Shareholders to Tyson Foods: Disclose Pig Gestation Crates Risks
Tyson Foods’ shareholders have submitted a resolution asking that the meat giant disclose the financial and operational risks associated with its use of pig gestation crates.
The Humane Society of the United States, investment firm Green Century Capital Management and the United Methodist Church Benefit Board jointly filed the proposal. This is the second year investors have asked Tyson Foods to disclose risks associated with the controversial crates.
Gestation crates measure about 2 feet by 7 feet and are used to tightly confine breeding pigs — to the point where they cannot turn around — for most of their lives.
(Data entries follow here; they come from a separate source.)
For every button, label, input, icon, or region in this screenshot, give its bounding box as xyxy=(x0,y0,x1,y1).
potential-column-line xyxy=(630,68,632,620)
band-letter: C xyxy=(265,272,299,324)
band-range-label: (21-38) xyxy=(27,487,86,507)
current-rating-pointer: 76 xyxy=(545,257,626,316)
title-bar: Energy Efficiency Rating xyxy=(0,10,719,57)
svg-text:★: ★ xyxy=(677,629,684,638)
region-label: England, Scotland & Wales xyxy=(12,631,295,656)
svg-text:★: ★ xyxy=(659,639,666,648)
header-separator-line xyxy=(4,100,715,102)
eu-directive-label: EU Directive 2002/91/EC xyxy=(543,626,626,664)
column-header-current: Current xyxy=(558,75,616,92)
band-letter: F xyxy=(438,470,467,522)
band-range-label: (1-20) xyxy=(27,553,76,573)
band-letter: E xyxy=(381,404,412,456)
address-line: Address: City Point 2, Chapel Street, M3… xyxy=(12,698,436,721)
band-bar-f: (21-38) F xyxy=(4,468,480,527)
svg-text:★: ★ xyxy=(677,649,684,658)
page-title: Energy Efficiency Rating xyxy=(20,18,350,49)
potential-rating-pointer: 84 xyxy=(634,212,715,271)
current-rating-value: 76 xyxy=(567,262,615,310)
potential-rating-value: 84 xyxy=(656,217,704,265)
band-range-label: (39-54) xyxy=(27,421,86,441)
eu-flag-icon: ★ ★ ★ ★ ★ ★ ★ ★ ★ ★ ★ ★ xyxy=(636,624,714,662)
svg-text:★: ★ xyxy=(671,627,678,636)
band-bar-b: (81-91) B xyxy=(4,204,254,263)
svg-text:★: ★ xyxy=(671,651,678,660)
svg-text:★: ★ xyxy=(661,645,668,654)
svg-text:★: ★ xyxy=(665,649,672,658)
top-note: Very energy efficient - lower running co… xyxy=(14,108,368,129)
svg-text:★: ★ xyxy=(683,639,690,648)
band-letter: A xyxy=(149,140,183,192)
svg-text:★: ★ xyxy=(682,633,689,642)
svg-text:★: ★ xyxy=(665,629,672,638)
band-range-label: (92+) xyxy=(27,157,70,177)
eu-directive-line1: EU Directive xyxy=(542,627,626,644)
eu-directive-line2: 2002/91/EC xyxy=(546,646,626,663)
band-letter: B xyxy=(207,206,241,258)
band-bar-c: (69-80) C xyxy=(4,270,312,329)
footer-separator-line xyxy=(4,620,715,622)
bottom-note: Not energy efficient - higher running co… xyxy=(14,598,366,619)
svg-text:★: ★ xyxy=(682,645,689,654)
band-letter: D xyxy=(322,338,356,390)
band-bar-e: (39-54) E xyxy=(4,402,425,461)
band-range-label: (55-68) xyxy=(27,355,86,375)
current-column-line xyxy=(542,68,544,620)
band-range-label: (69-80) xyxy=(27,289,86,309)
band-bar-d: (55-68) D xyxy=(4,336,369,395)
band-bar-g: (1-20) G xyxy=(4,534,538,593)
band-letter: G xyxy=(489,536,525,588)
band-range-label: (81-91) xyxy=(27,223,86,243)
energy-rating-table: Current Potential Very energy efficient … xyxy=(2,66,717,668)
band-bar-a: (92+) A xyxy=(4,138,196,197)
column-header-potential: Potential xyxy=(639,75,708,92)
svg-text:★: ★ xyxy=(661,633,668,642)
Pigs are transferred to another cage to give birth, re-impregnated and put back into a gestation crate.
Pork providers Smithfield Foods and Hormel have pledged to end the use of gestation crates at their company-owned facilities by 2017. Smithfield’s pledge followed a legal complaint by the Humane Society alleging that the pork supplier claimed to have higher animal welfare and environmental standards than it actually did.
Pork supplier Cargill is already 50 percent crate-free.
A survey this year by the National Pork Board found that 53 percent of pork producers said they do not use gestation crates or plan to stop using them in favor of group housing of sows.
Investors filed 110 shareholder resolutions related to sustainability issues this proxy season with 94 US companies, according to business nonprofit Ceres, which helped coordinate the shareholder filings.
Among the 2013 resolutions filed with major US manufacturers, consumer brands and service providers, many investors requested board oversight of corporate sustainability issues and comprehensive disclosure via sustainability reports. Overall, investors withdrew more than 40 of the 110 resolutions after the companies responded affirmatively to their specific requests, Ceres says.